Mas ele nunca atingiu o alvo.
O soco que recebeu no estômago veio primeiro. Seco, brutal. O impacto foi tão esmagador que seus ossos cederam no mesmo instante. O ar fugiu de seus pulmões e ele engasgou, cuspindo sangue. O mundo girou e seu corpo fraquejou.
— Verme? — sussurrou, puxando-o pelo cabelo para encará-lo novamente. — Se for deselegante mais uma vez… bem, você morre!
Mas nada adiantava. A adrenalina queimava. A raiva rugia. Seu punho se ergueu, a injustiça fervilhando em seu peito.
— DESGRAÇADO!
E então, tudo parou.
Sua visão se fragmentou em segundos. Uma dor cortante, uma sensação de leveza repentina.
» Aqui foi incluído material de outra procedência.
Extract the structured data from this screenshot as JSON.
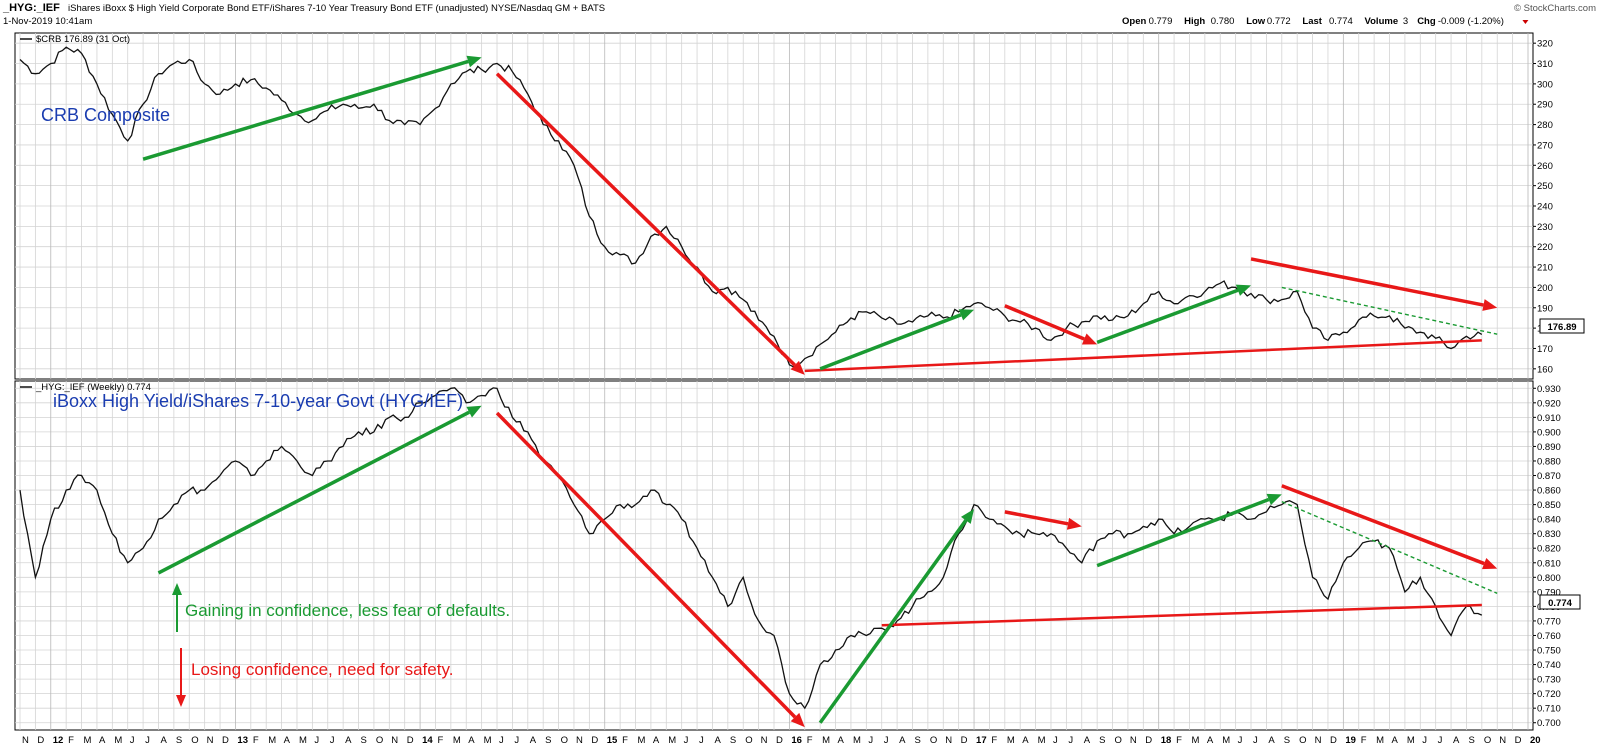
{
  "header": {
    "symbol": "_HYG:_IEF",
    "description": "iShares iBoxx $ High Yield Corporate Bond ETF/iShares 7-10 Year Treasury Bond ETF (unadjusted) NYSE/Nasdaq GM + BATS",
    "datetime": "1-Nov-2019 10:41am",
    "credit": "© StockCharts.com",
    "quote": [
      {
        "label": "Open",
        "value": "0.779"
      },
      {
        "label": "High",
        "value": "0.780"
      },
      {
        "label": "Low",
        "value": "0.772"
      },
      {
        "label": "Last",
        "value": "0.774"
      },
      {
        "label": "Volume",
        "value": "3"
      },
      {
        "label": "Chg",
        "value": "-0.009 (-1.20%)"
      }
    ]
  },
  "colors": {
    "green": "#1a9a32",
    "red": "#e81818",
    "blue": "#1a3cb0",
    "grid": "#d4d4d4",
    "line": "#111111"
  },
  "chart_data": [
    {
      "type": "line",
      "legend": "$CRB 176.89 (31 Oct)",
      "title": "CRB Composite",
      "last_label": "176.89",
      "ylim": [
        155,
        325
      ],
      "yticks": [
        160,
        170,
        180,
        190,
        200,
        210,
        220,
        230,
        240,
        250,
        260,
        270,
        280,
        290,
        300,
        310,
        320
      ],
      "x": [
        "2011-11",
        "2011-12",
        "2012-01",
        "2012-02",
        "2012-03",
        "2012-04",
        "2012-05",
        "2012-06",
        "2012-07",
        "2012-08",
        "2012-09",
        "2012-10",
        "2012-11",
        "2012-12",
        "2013-01",
        "2013-02",
        "2013-03",
        "2013-04",
        "2013-05",
        "2013-06",
        "2013-07",
        "2013-08",
        "2013-09",
        "2013-10",
        "2013-11",
        "2013-12",
        "2014-01",
        "2014-02",
        "2014-03",
        "2014-04",
        "2014-05",
        "2014-06",
        "2014-07",
        "2014-08",
        "2014-09",
        "2014-10",
        "2014-11",
        "2014-12",
        "2015-01",
        "2015-02",
        "2015-03",
        "2015-04",
        "2015-05",
        "2015-06",
        "2015-07",
        "2015-08",
        "2015-09",
        "2015-10",
        "2015-11",
        "2015-12",
        "2016-01",
        "2016-02",
        "2016-03",
        "2016-04",
        "2016-05",
        "2016-06",
        "2016-07",
        "2016-08",
        "2016-09",
        "2016-10",
        "2016-11",
        "2016-12",
        "2017-01",
        "2017-02",
        "2017-03",
        "2017-04",
        "2017-05",
        "2017-06",
        "2017-07",
        "2017-08",
        "2017-09",
        "2017-10",
        "2017-11",
        "2017-12",
        "2018-01",
        "2018-02",
        "2018-03",
        "2018-04",
        "2018-05",
        "2018-06",
        "2018-07",
        "2018-08",
        "2018-09",
        "2018-10",
        "2018-11",
        "2018-12",
        "2019-01",
        "2019-02",
        "2019-03",
        "2019-04",
        "2019-05",
        "2019-06",
        "2019-07",
        "2019-08",
        "2019-09",
        "2019-10"
      ],
      "values": [
        312,
        305,
        310,
        318,
        315,
        300,
        285,
        272,
        290,
        305,
        310,
        312,
        300,
        295,
        300,
        302,
        298,
        292,
        285,
        282,
        287,
        290,
        288,
        290,
        282,
        280,
        280,
        288,
        300,
        306,
        307,
        310,
        306,
        295,
        280,
        272,
        260,
        235,
        220,
        216,
        212,
        225,
        230,
        220,
        210,
        198,
        200,
        194,
        184,
        176,
        162,
        165,
        172,
        178,
        185,
        188,
        185,
        182,
        183,
        186,
        185,
        188,
        192,
        190,
        186,
        183,
        180,
        174,
        180,
        183,
        186,
        184,
        186,
        192,
        198,
        192,
        196,
        198,
        202,
        200,
        197,
        194,
        194,
        198,
        180,
        174,
        178,
        184,
        186,
        186,
        180,
        178,
        175,
        170,
        176,
        176.89
      ]
    },
    {
      "type": "line",
      "legend": "_HYG:_IEF (Weekly) 0.774",
      "title": "iBoxx High Yield/iShares 7-10-year Govt (HYG/IEF)",
      "last_label": "0.774",
      "ylim": [
        0.695,
        0.935
      ],
      "yticks": [
        0.7,
        0.71,
        0.72,
        0.73,
        0.74,
        0.75,
        0.76,
        0.77,
        0.78,
        0.79,
        0.8,
        0.81,
        0.82,
        0.83,
        0.84,
        0.85,
        0.86,
        0.87,
        0.88,
        0.89,
        0.9,
        0.91,
        0.92,
        0.93
      ],
      "x": [
        "2011-11",
        "2011-12",
        "2012-01",
        "2012-02",
        "2012-03",
        "2012-04",
        "2012-05",
        "2012-06",
        "2012-07",
        "2012-08",
        "2012-09",
        "2012-10",
        "2012-11",
        "2012-12",
        "2013-01",
        "2013-02",
        "2013-03",
        "2013-04",
        "2013-05",
        "2013-06",
        "2013-07",
        "2013-08",
        "2013-09",
        "2013-10",
        "2013-11",
        "2013-12",
        "2014-01",
        "2014-02",
        "2014-03",
        "2014-04",
        "2014-05",
        "2014-06",
        "2014-07",
        "2014-08",
        "2014-09",
        "2014-10",
        "2014-11",
        "2014-12",
        "2015-01",
        "2015-02",
        "2015-03",
        "2015-04",
        "2015-05",
        "2015-06",
        "2015-07",
        "2015-08",
        "2015-09",
        "2015-10",
        "2015-11",
        "2015-12",
        "2016-01",
        "2016-02",
        "2016-03",
        "2016-04",
        "2016-05",
        "2016-06",
        "2016-07",
        "2016-08",
        "2016-09",
        "2016-10",
        "2016-11",
        "2016-12",
        "2017-01",
        "2017-02",
        "2017-03",
        "2017-04",
        "2017-05",
        "2017-06",
        "2017-07",
        "2017-08",
        "2017-09",
        "2017-10",
        "2017-11",
        "2017-12",
        "2018-01",
        "2018-02",
        "2018-03",
        "2018-04",
        "2018-05",
        "2018-06",
        "2018-07",
        "2018-08",
        "2018-09",
        "2018-10",
        "2018-11",
        "2018-12",
        "2019-01",
        "2019-02",
        "2019-03",
        "2019-04",
        "2019-05",
        "2019-06",
        "2019-07",
        "2019-08",
        "2019-09",
        "2019-10"
      ],
      "values": [
        0.86,
        0.8,
        0.84,
        0.86,
        0.87,
        0.86,
        0.83,
        0.81,
        0.82,
        0.84,
        0.85,
        0.86,
        0.86,
        0.87,
        0.88,
        0.87,
        0.88,
        0.89,
        0.88,
        0.87,
        0.88,
        0.89,
        0.9,
        0.9,
        0.91,
        0.91,
        0.92,
        0.925,
        0.93,
        0.92,
        0.925,
        0.93,
        0.91,
        0.9,
        0.88,
        0.87,
        0.85,
        0.83,
        0.84,
        0.85,
        0.85,
        0.86,
        0.85,
        0.84,
        0.82,
        0.8,
        0.78,
        0.8,
        0.77,
        0.76,
        0.72,
        0.71,
        0.74,
        0.75,
        0.76,
        0.76,
        0.765,
        0.77,
        0.78,
        0.79,
        0.8,
        0.83,
        0.85,
        0.84,
        0.835,
        0.83,
        0.83,
        0.83,
        0.82,
        0.81,
        0.825,
        0.83,
        0.83,
        0.835,
        0.84,
        0.83,
        0.835,
        0.84,
        0.84,
        0.845,
        0.84,
        0.845,
        0.85,
        0.85,
        0.8,
        0.785,
        0.81,
        0.82,
        0.825,
        0.82,
        0.79,
        0.8,
        0.78,
        0.76,
        0.78,
        0.774
      ]
    }
  ],
  "x_axis": {
    "labels": [
      {
        "t": "N",
        "k": 0
      },
      {
        "t": "D",
        "k": 1
      },
      {
        "t": "12",
        "k": 2,
        "year": true
      },
      {
        "t": "F",
        "k": 3
      },
      {
        "t": "M",
        "k": 4
      },
      {
        "t": "A",
        "k": 5
      },
      {
        "t": "M",
        "k": 6
      },
      {
        "t": "J",
        "k": 7
      },
      {
        "t": "J",
        "k": 8
      },
      {
        "t": "A",
        "k": 9
      },
      {
        "t": "S",
        "k": 10
      },
      {
        "t": "O",
        "k": 11
      },
      {
        "t": "N",
        "k": 12
      },
      {
        "t": "D",
        "k": 13
      },
      {
        "t": "13",
        "k": 14,
        "year": true
      },
      {
        "t": "F",
        "k": 15
      },
      {
        "t": "M",
        "k": 16
      },
      {
        "t": "A",
        "k": 17
      },
      {
        "t": "M",
        "k": 18
      },
      {
        "t": "J",
        "k": 19
      },
      {
        "t": "J",
        "k": 20
      },
      {
        "t": "A",
        "k": 21
      },
      {
        "t": "S",
        "k": 22
      },
      {
        "t": "O",
        "k": 23
      },
      {
        "t": "N",
        "k": 24
      },
      {
        "t": "D",
        "k": 25
      },
      {
        "t": "14",
        "k": 26,
        "year": true
      },
      {
        "t": "F",
        "k": 27
      },
      {
        "t": "M",
        "k": 28
      },
      {
        "t": "A",
        "k": 29
      },
      {
        "t": "M",
        "k": 30
      },
      {
        "t": "J",
        "k": 31
      },
      {
        "t": "J",
        "k": 32
      },
      {
        "t": "A",
        "k": 33
      },
      {
        "t": "S",
        "k": 34
      },
      {
        "t": "O",
        "k": 35
      },
      {
        "t": "N",
        "k": 36
      },
      {
        "t": "D",
        "k": 37
      },
      {
        "t": "15",
        "k": 38,
        "year": true
      },
      {
        "t": "F",
        "k": 39
      },
      {
        "t": "M",
        "k": 40
      },
      {
        "t": "A",
        "k": 41
      },
      {
        "t": "M",
        "k": 42
      },
      {
        "t": "J",
        "k": 43
      },
      {
        "t": "J",
        "k": 44
      },
      {
        "t": "A",
        "k": 45
      },
      {
        "t": "S",
        "k": 46
      },
      {
        "t": "O",
        "k": 47
      },
      {
        "t": "N",
        "k": 48
      },
      {
        "t": "D",
        "k": 49
      },
      {
        "t": "16",
        "k": 50,
        "year": true
      },
      {
        "t": "F",
        "k": 51
      },
      {
        "t": "M",
        "k": 52
      },
      {
        "t": "A",
        "k": 53
      },
      {
        "t": "M",
        "k": 54
      },
      {
        "t": "J",
        "k": 55
      },
      {
        "t": "J",
        "k": 56
      },
      {
        "t": "A",
        "k": 57
      },
      {
        "t": "S",
        "k": 58
      },
      {
        "t": "O",
        "k": 59
      },
      {
        "t": "N",
        "k": 60
      },
      {
        "t": "D",
        "k": 61
      },
      {
        "t": "17",
        "k": 62,
        "year": true
      },
      {
        "t": "F",
        "k": 63
      },
      {
        "t": "M",
        "k": 64
      },
      {
        "t": "A",
        "k": 65
      },
      {
        "t": "M",
        "k": 66
      },
      {
        "t": "J",
        "k": 67
      },
      {
        "t": "J",
        "k": 68
      },
      {
        "t": "A",
        "k": 69
      },
      {
        "t": "S",
        "k": 70
      },
      {
        "t": "O",
        "k": 71
      },
      {
        "t": "N",
        "k": 72
      },
      {
        "t": "D",
        "k": 73
      },
      {
        "t": "18",
        "k": 74,
        "year": true
      },
      {
        "t": "F",
        "k": 75
      },
      {
        "t": "M",
        "k": 76
      },
      {
        "t": "A",
        "k": 77
      },
      {
        "t": "M",
        "k": 78
      },
      {
        "t": "J",
        "k": 79
      },
      {
        "t": "J",
        "k": 80
      },
      {
        "t": "A",
        "k": 81
      },
      {
        "t": "S",
        "k": 82
      },
      {
        "t": "O",
        "k": 83
      },
      {
        "t": "N",
        "k": 84
      },
      {
        "t": "D",
        "k": 85
      },
      {
        "t": "19",
        "k": 86,
        "year": true
      },
      {
        "t": "F",
        "k": 87
      },
      {
        "t": "M",
        "k": 88
      },
      {
        "t": "A",
        "k": 89
      },
      {
        "t": "M",
        "k": 90
      },
      {
        "t": "J",
        "k": 91
      },
      {
        "t": "J",
        "k": 92
      },
      {
        "t": "A",
        "k": 93
      },
      {
        "t": "S",
        "k": 94
      },
      {
        "t": "O",
        "k": 95
      },
      {
        "t": "N",
        "k": 96
      },
      {
        "t": "D",
        "k": 97
      },
      {
        "t": "20",
        "k": 98,
        "year": true
      }
    ]
  },
  "annotations": {
    "gaining": "Gaining in confidence, less fear of defaults.",
    "losing": "Losing confidence, need for safety."
  },
  "arrows": {
    "top": [
      {
        "from": [
          "2012-07",
          263
        ],
        "to": [
          "2014-05",
          313
        ],
        "color": "green"
      },
      {
        "from": [
          "2014-06",
          305
        ],
        "to": [
          "2016-02",
          157
        ],
        "color": "red"
      },
      {
        "from": [
          "2016-03",
          160
        ],
        "to": [
          "2017-01",
          189
        ],
        "color": "green"
      },
      {
        "from": [
          "2017-03",
          191
        ],
        "to": [
          "2017-09",
          172
        ],
        "color": "red"
      },
      {
        "from": [
          "2017-09",
          173
        ],
        "to": [
          "2018-07",
          201
        ],
        "color": "green"
      },
      {
        "from": [
          "2018-07",
          214
        ],
        "to": [
          "2019-11",
          190
        ],
        "color": "red"
      }
    ],
    "top_lines": [
      {
        "from": [
          "2016-02",
          159
        ],
        "to": [
          "2019-10",
          174
        ],
        "color": "red",
        "dashed": false
      },
      {
        "from": [
          "2018-09",
          200
        ],
        "to": [
          "2019-11",
          177
        ],
        "color": "green",
        "dashed": true
      }
    ],
    "bottom": [
      {
        "from": [
          "2012-08",
          0.803
        ],
        "to": [
          "2014-05",
          0.918
        ],
        "color": "green"
      },
      {
        "from": [
          "2014-06",
          0.913
        ],
        "to": [
          "2016-02",
          0.697
        ],
        "color": "red"
      },
      {
        "from": [
          "2016-03",
          0.7
        ],
        "to": [
          "2017-01",
          0.847
        ],
        "color": "green"
      },
      {
        "from": [
          "2017-03",
          0.845
        ],
        "to": [
          "2017-08",
          0.835
        ],
        "color": "red"
      },
      {
        "from": [
          "2017-09",
          0.808
        ],
        "to": [
          "2018-09",
          0.857
        ],
        "color": "green"
      },
      {
        "from": [
          "2018-09",
          0.863
        ],
        "to": [
          "2019-11",
          0.806
        ],
        "color": "red"
      }
    ],
    "bottom_lines": [
      {
        "from": [
          "2016-07",
          0.767
        ],
        "to": [
          "2019-10",
          0.781
        ],
        "color": "red",
        "dashed": false
      },
      {
        "from": [
          "2018-09",
          0.852
        ],
        "to": [
          "2019-11",
          0.789
        ],
        "color": "green",
        "dashed": true
      }
    ]
  }
}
O corpo caiu de joelhos antes de desabar por completo. A cabeça rolou até parar a poucos metros, os olhos ainda arregalados, mas já sem vida. O sangue quente se espalhou pelo chão de mármore, tingindo os pés dele com um carmesim vibrante.
E ele?
Sorriu.
Um sorriso largo, de prazer.
E diante dele, os exorcistas hesitaram. Até mesmo os mais cruéis sentiram o peso do instante, como se a sala houvesse se tornado um lugar onde até os demônios temiam pisar.
E então veio a pergunta que ninguém ousava dizer em voz alta, mas que ecoava na mente de todos.
Era o próprio diabo em carne e osso?
Ou pior…
Seria o diabo a criatura mais humana que já existiu?